Norman's first marriage was to Janet, daughter of Sir Donald Macdonald of Sleat, 4th Baronet, in December 1724. Norman had his wife live with her mother-in-law and several sisters-in-law at Castle Leod. By 1733, the couple were separated, and remained apart from one another for seven years. In 1740, Duncan Forbes of Culloden was able to negotiate a reconciliation between the pair, and she then lived with Norman until her death in 1743. According to tradition, Norman brought about Janet's death by locking her in the dungeon of Dunvegan Castle and leaving her to starve there. Through this marriage, the couple had one son and two daughters: John MacLeod of MacLeod Younger, Emilia, and Anne.
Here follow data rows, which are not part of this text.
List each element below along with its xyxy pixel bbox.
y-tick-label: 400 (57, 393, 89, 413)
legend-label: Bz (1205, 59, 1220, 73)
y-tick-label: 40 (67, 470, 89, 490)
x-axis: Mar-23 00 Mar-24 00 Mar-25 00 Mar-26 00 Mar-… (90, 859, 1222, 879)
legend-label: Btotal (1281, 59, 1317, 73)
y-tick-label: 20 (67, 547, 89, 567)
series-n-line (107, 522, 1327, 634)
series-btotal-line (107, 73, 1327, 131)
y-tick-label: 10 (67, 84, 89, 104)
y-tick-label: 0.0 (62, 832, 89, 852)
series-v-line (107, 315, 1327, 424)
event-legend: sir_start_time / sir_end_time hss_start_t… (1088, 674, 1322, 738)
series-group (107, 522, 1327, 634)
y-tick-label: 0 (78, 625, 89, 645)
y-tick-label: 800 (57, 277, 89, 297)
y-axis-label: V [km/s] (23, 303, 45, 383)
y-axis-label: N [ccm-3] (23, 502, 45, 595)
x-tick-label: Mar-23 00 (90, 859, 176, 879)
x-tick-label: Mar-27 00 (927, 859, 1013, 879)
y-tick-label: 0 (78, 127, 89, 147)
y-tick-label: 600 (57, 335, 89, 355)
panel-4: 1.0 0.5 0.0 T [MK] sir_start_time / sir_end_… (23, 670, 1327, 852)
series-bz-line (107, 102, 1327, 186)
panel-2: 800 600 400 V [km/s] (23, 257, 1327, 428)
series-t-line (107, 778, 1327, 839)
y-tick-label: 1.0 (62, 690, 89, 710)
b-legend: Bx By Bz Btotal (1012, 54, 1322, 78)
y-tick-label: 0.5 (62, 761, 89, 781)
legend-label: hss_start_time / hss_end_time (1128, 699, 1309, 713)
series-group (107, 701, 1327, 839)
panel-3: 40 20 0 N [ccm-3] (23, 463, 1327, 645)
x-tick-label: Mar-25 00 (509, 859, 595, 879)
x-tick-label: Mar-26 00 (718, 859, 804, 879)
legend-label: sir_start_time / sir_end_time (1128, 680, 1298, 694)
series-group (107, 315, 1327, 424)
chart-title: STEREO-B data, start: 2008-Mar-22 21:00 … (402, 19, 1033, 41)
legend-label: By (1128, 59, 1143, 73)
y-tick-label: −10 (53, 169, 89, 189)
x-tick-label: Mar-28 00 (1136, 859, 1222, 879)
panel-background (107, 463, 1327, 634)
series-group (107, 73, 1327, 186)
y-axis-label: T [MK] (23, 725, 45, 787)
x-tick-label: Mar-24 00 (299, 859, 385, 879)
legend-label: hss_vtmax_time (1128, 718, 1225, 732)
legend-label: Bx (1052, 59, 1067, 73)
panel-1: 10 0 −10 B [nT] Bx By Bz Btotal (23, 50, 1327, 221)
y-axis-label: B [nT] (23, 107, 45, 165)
Five years after Janet's death, Norman married Anne, daughter of William Martin of Inchfure. Anne died in 1802. The couple had three daughters: Elizabeth, Anne, and Mary.

Norman also had two illegitimate sons, Alexander and Norman.

==Death==
Norman died on 21 July 1772 and was buried in the kirkyard of St Andrews Cathedral, in St Andrews. He was succeeded by his grandson, Norman MacLeod.